Let’s talk about Environmental Odours

This month, Dr Ruth Fisher who is a researcher in our Odour Laboratory and a Lecturer within the School of Civil and Environmental Engineering, has been talking about bad smells and how to deal with them from industrial to residential settings.

In simple terms, a smell is made up of chemical compounds that we breathe in and bind to receptors in the nose, these then produce a response in our brain.  All day we are bombarded with smells varying from pleasant to horrid encounters.  One very unique feature of a smell is that it varies from person to person.  We all perceive a smell slightly differently ranging anywhere from highly sensitive to odours, through to lacking particular receptors that result in partial or full loss of smell.

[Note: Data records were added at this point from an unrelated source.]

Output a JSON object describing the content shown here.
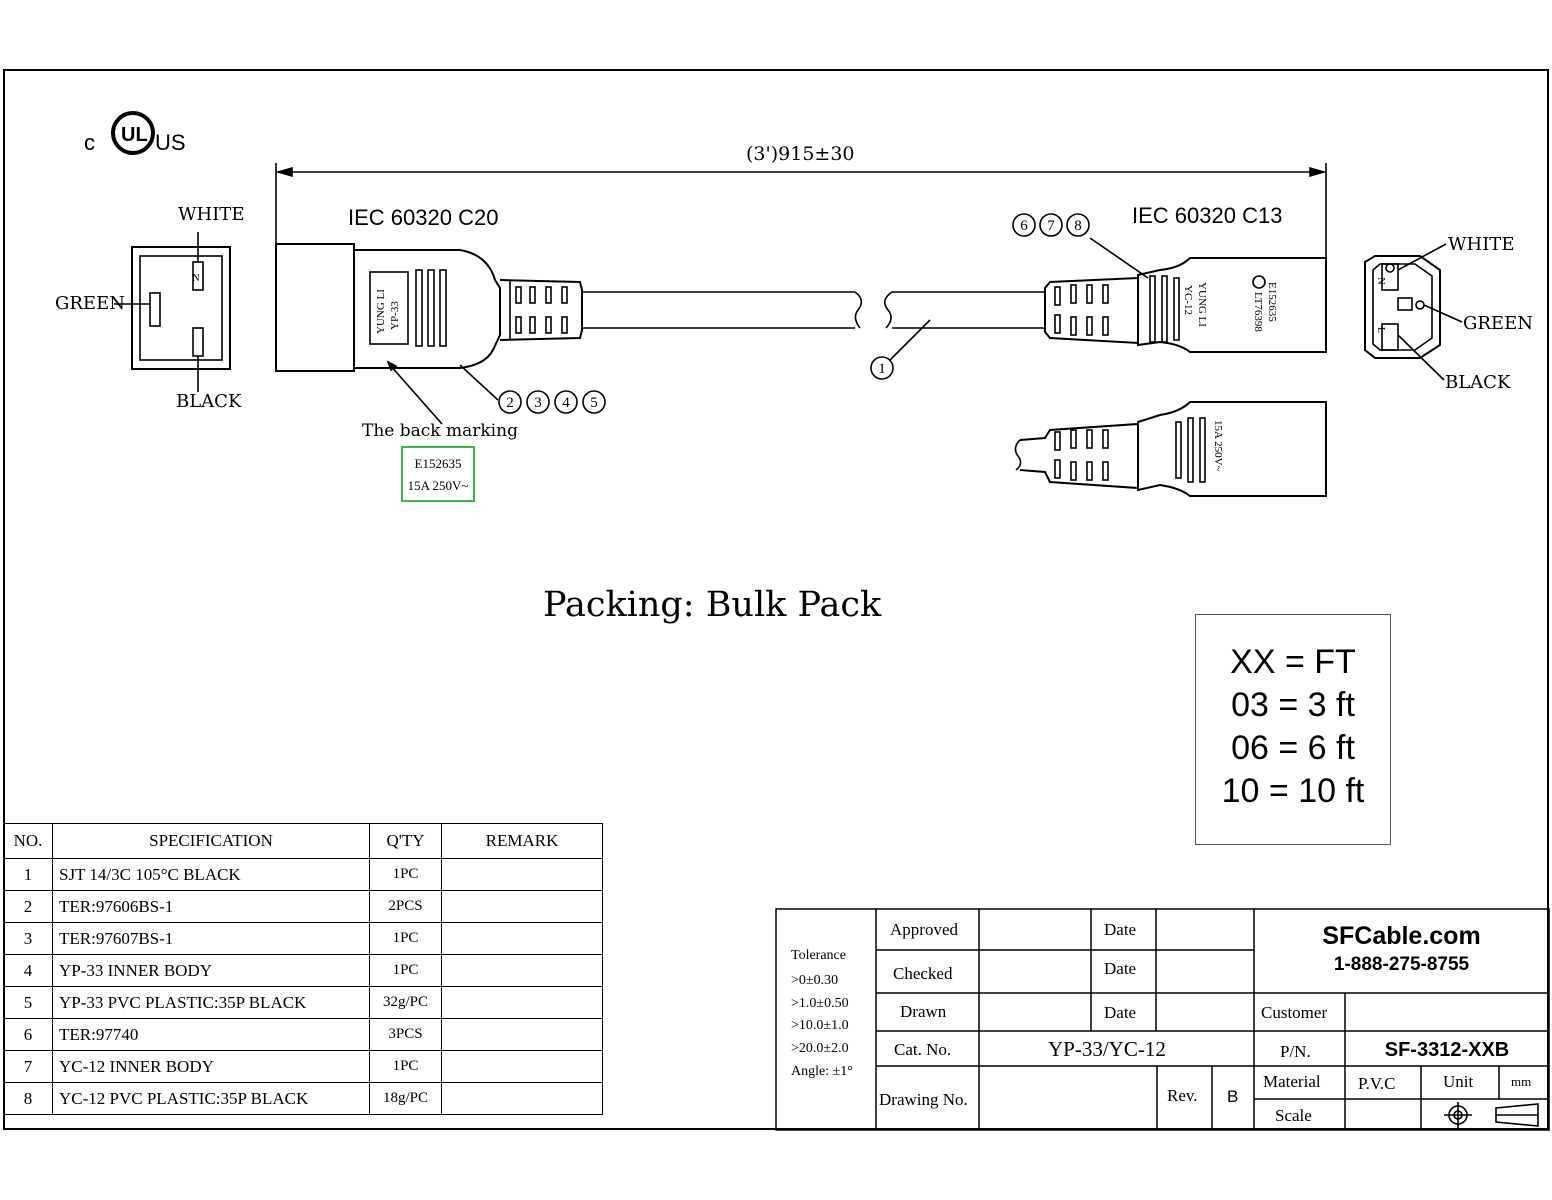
{
  "certification": {
    "left": "c",
    "right": "US"
  },
  "dimension": {
    "length": "(3')915±30"
  },
  "connector_left": {
    "title": "IEC 60320  C20",
    "molding_line1": "YUNG LI",
    "molding_line2": "YP-33"
  },
  "connector_right": {
    "title": "IEC 60320  C13",
    "molding_line1": "YUNG LI",
    "molding_line2": "YC-12",
    "molding_line3": "E152635",
    "molding_line4": "LT76398",
    "back_text": "15A 250V~"
  },
  "pin_labels_left": {
    "white": "WHITE",
    "green": "GREEN",
    "black": "BLACK"
  },
  "pin_labels_right": {
    "white": "WHITE",
    "green": "GREEN",
    "black": "BLACK"
  },
  "callouts": {
    "c1": "1",
    "c2": "2",
    "c3": "3",
    "c4": "4",
    "c5": "5",
    "c6": "6",
    "c7": "7",
    "c8": "8"
  },
  "back_marking": {
    "label": "The back marking",
    "line1": "E152635",
    "line2": "15A 250V~"
  },
  "packing": "Packing: Bulk Pack",
  "length_codes": [
    "XX = FT",
    "03 = 3 ft",
    "06 = 6 ft",
    "10 = 10 ft"
  ],
  "spec_table": {
    "headers": [
      "NO.",
      "SPECIFICATION",
      "Q'TY",
      "REMARK"
    ],
    "rows": [
      {
        "no": "1",
        "spec": "SJT 14/3C 105°C BLACK",
        "qty": "1PC",
        "remark": ""
      },
      {
        "no": "2",
        "spec": "TER:97606BS-1",
        "qty": "2PCS",
        "remark": ""
      },
      {
        "no": "3",
        "spec": "TER:97607BS-1",
        "qty": "1PC",
        "remark": ""
      },
      {
        "no": "4",
        "spec": "YP-33 INNER BODY",
        "qty": "1PC",
        "remark": ""
      },
      {
        "no": "5",
        "spec": "YP-33 PVC PLASTIC:35P BLACK",
        "qty": "32g/PC",
        "remark": ""
      },
      {
        "no": "6",
        "spec": "TER:97740",
        "qty": "3PCS",
        "remark": ""
      },
      {
        "no": "7",
        "spec": "YC-12 INNER BODY",
        "qty": "1PC",
        "remark": ""
      },
      {
        "no": "8",
        "spec": "YC-12 PVC PLASTIC:35P BLACK",
        "qty": "18g/PC",
        "remark": ""
      }
    ]
  },
  "title_block": {
    "tolerance": [
      "Tolerance",
      ">0±0.30",
      ">1.0±0.50",
      ">10.0±1.0",
      ">20.0±2.0",
      "Angle: ±1°"
    ],
    "approved": "Approved",
    "checked": "Checked",
    "drawn": "Drawn",
    "date": "Date",
    "cat_no_label": "Cat. No.",
    "cat_no": "YP-33/YC-12",
    "drawing_no_label": "Drawing No.",
    "rev_label": "Rev.",
    "rev": "B",
    "company": "SFCable.com",
    "phone": "1-888-275-8755",
    "customer_label": "Customer",
    "pn_label": "P/N.",
    "pn": "SF-3312-XXB",
    "material_label": "Material",
    "material": "P.V.C",
    "unit_label": "Unit",
    "unit": "mm",
    "scale_label": "Scale"
  },
  "pin_letters": {
    "n": "N",
    "l": "L"
  }
}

Ruth discusses a range of practical approaches to living with odours and how to minimise their impact.  We first need to understand the smell by knowing where they are being formed and transmitted, what their compounds are and how we detect and recept them.  The best way to get rid of a bad smell is to stop or limit the formation in the first place.  If that is not possible, then we need to look at possible control options during the different odour phases. 

One example that we are all too familiar with and can end up in heated family discussion is the washroom. The simple act of closing the toilet seat before flushing can usually be the first line of defence to the ‘stop and limit’ method of odour control.  I think most of us would agree that this strategy is much better than experimenting with strange unpleasant masking techniques!